Counting letter, digraph and trigraph occurrences can be represented as a Map Reduce task. The mapper extracts all groups of n letters (1 for letters, 2 for digraphs, etc.) and emits them with a count of 1. The reducer reduces a number of inputs with the same letter by summing their counts.

An example is given in FrequencyAnalyser.java. In the Docker image we have used, this has already been compiled. It also includes the complete works of William Shakespeare, taken from project Gutenberg, in /data/100.txt.utf-8.

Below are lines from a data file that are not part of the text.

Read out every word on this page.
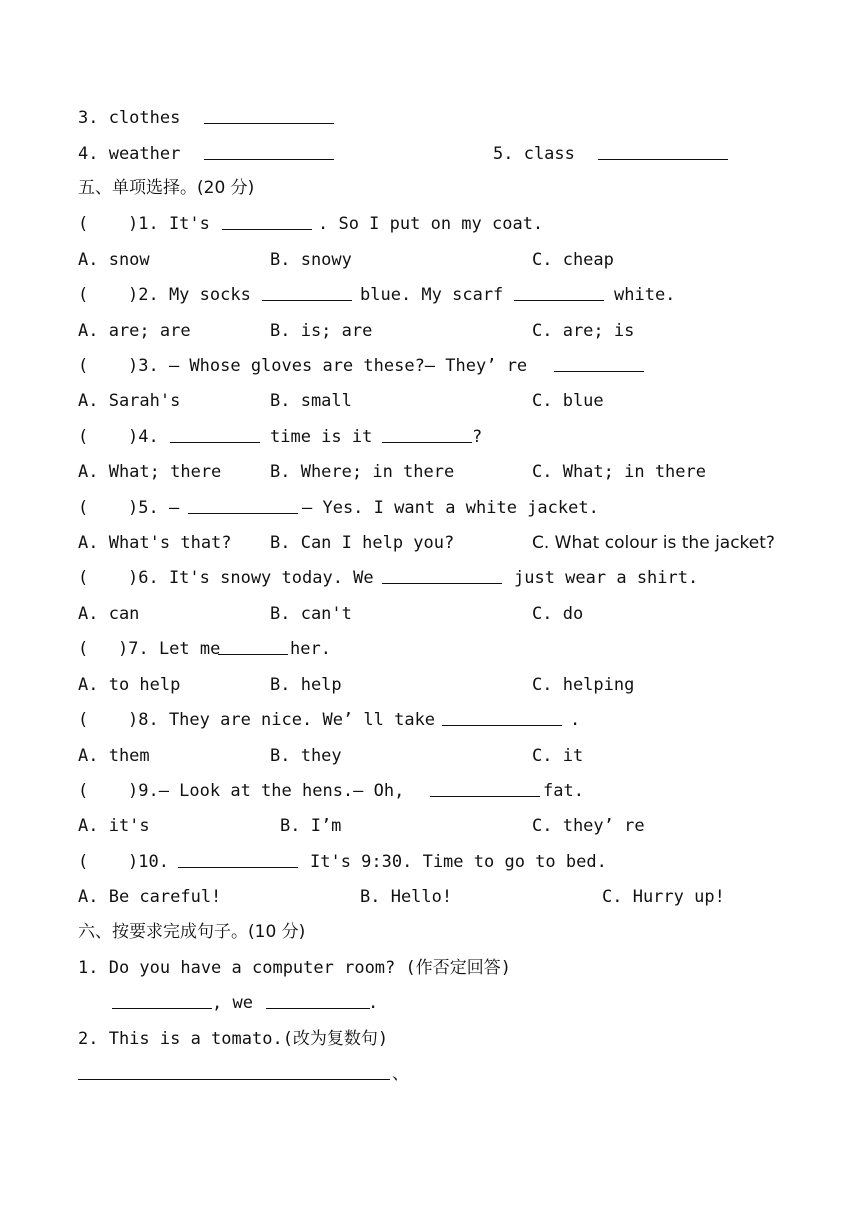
3. clothes

4. weather

	5. class

五、单项选择。(20 分)

(

)1. It's

	. So I put on my coat.

A. snow

	B. snowy

	C. cheap

(

)2. My socks

	blue. My scarf

	white.

A. are; are

	B. is; are

	C. are; is

(

)3. — Whose gloves are these?— They’ re

A. Sarah's

	B. small

	C. blue

(

)4.

	time is it

	?

A. What; there

	B. Where; in there

	C. What; in there

(

)5. —

	— Yes. I want a white jacket.

A. What's that?

B. Can I help you?

	C. What colour is the jacket?

(

)6. It's snowy today. We

	just wear a shirt.

A. can

	B. can't

	C. do

(

)7. Let me

	her.

A. to help

	B. help

	C. helping

(

)8. They are nice. We’ ll take

	.

A. them

	B. they

	C. it

(

)9.— Look at the hens.— Oh,

	fat.

A. it's

	B. I’m

	C. they’ re

(

)10.

	It's 9:30. Time to go to bed.

A. Be careful!

	B. Hello!

	C. Hurry up!

六、按要求完成句子。(10 分)
1. Do you have a computer room? (作否定回答)

, we

	.

2. This is a tomato.(改为复数句)

、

We can run the frequency analyser on this file using:

$ cd /env
$ hadoop jar fa.jar FrequencyAnalyser /data/100.txt.utf-8 output 3

The 3 in this commands makes that we search for trigraphs. This is done using Hadoop’s Configuration class, as explained by Praveen Sripati:

Configuration conf = new Configuration();
if (args.length >= 3)
	conf.set("sublen", args[2]);

And in the mapper (some implementation details have been omitted):

private int subLen = 1;

protected void setup(Context context) {
	subLen = Integer.parseInt(
			context.getConfiguration().get("sublen", "1"));
}

public void map(...) {
	// ...
	for (int i = 0; i < curWord.length() - subLen + 1; i++) {
		word.set(curWord.substring(i, i + subLen));
		context.write(word, one);
	}
	// ...
}

The context.write() call emits the event, which is subsequently picked up by a reducer. The reducer sums the counts of its inputs in a straightforward manner:

public void reduce(
		Text key,
		Iterable<IntWritable> values,
		Context context) throws IOException, InterruptedException {
	int sum = 0;
	for (IntWritable val : values)
		sum += val.get();
	result.set(sum);
	context.write(key, result);
}

The final output is placed in output, but is not sorted, as the grep example above. We can easily sort it ourselves:

$ sort -k2n output/part-r-00000
...
hat	18814
her	18985
you	22280
and	32737
the	52081

Perhaps the trigraph hat is surprising. This is from Olde English hath.

Example

Did Shakespeare write more about Romeo or Juliet? Of course, we can answer this question by inspecting the whole list of word counts, but this does not scale. Instead, we can write a slightly modified version of the frequency analyser. We only need to adapt the mapper:

private final static Text romeo = new Text("R");
private final static Text juliet = new Text("J");

public void map(...) {
	// ...
	if (curWord.equals("romeo"))
		context.write(romeo, one);
	else if (curWord.equals("juliet"))
		context.write(juliet, one);
	// ...
}

This analyser is included in the GitHub repository as well, and built into the Docker image. It can be run using the same arguments as the FrequencyAnalyser. The result:

J	76
R	137

So Romeo is mentioned more frequently.

By only emitting events for romeo and juliet, we greatly reduce overhead and reducer work. Here are timing statistics for the FrequencyAnalyser doing a basic word count and RomeoOrJuliet:

Measure	FrequencyAnalyser	RomeoOrJuliet
real	0m4.800s	0m3.706s
user	0m8.696s	0m5.192s
sys	0m0.244s	0m0.196s

We can optimise this even further, by emitting 1 for Romeo and -1 for Juliet. The outcome (one number) is then the difference in occurrences between the two. It is positive when Romeo occurs more often, and negative when Juliet occurs more often. Since this only uses one key, we could override the partitioner and ignore the key.

Combiners

Combiners can be placed between mappers and reducers to reduce disk and network overhead. In Hadoop, a combiner is simply an extension of Reducer with the same input and output key and value types. In our case, the combiner can even be the same as the reducer:

job.setCombinerClass(IntSumReducer.class);

This is how we initially got the boilerplate code.

To measure the efficiency gain, we can compare the running time of the FrequencyAnalyser both with and without the combiner. Here are the results:

Measure	Without combiner	With combiner
real	0m5.908s	0m4.800s
user	0m9.300s	0m8.696s
sys	0m0.252s	0m0.244s

The speed gain is noticeable and will be substantial on larger data sets.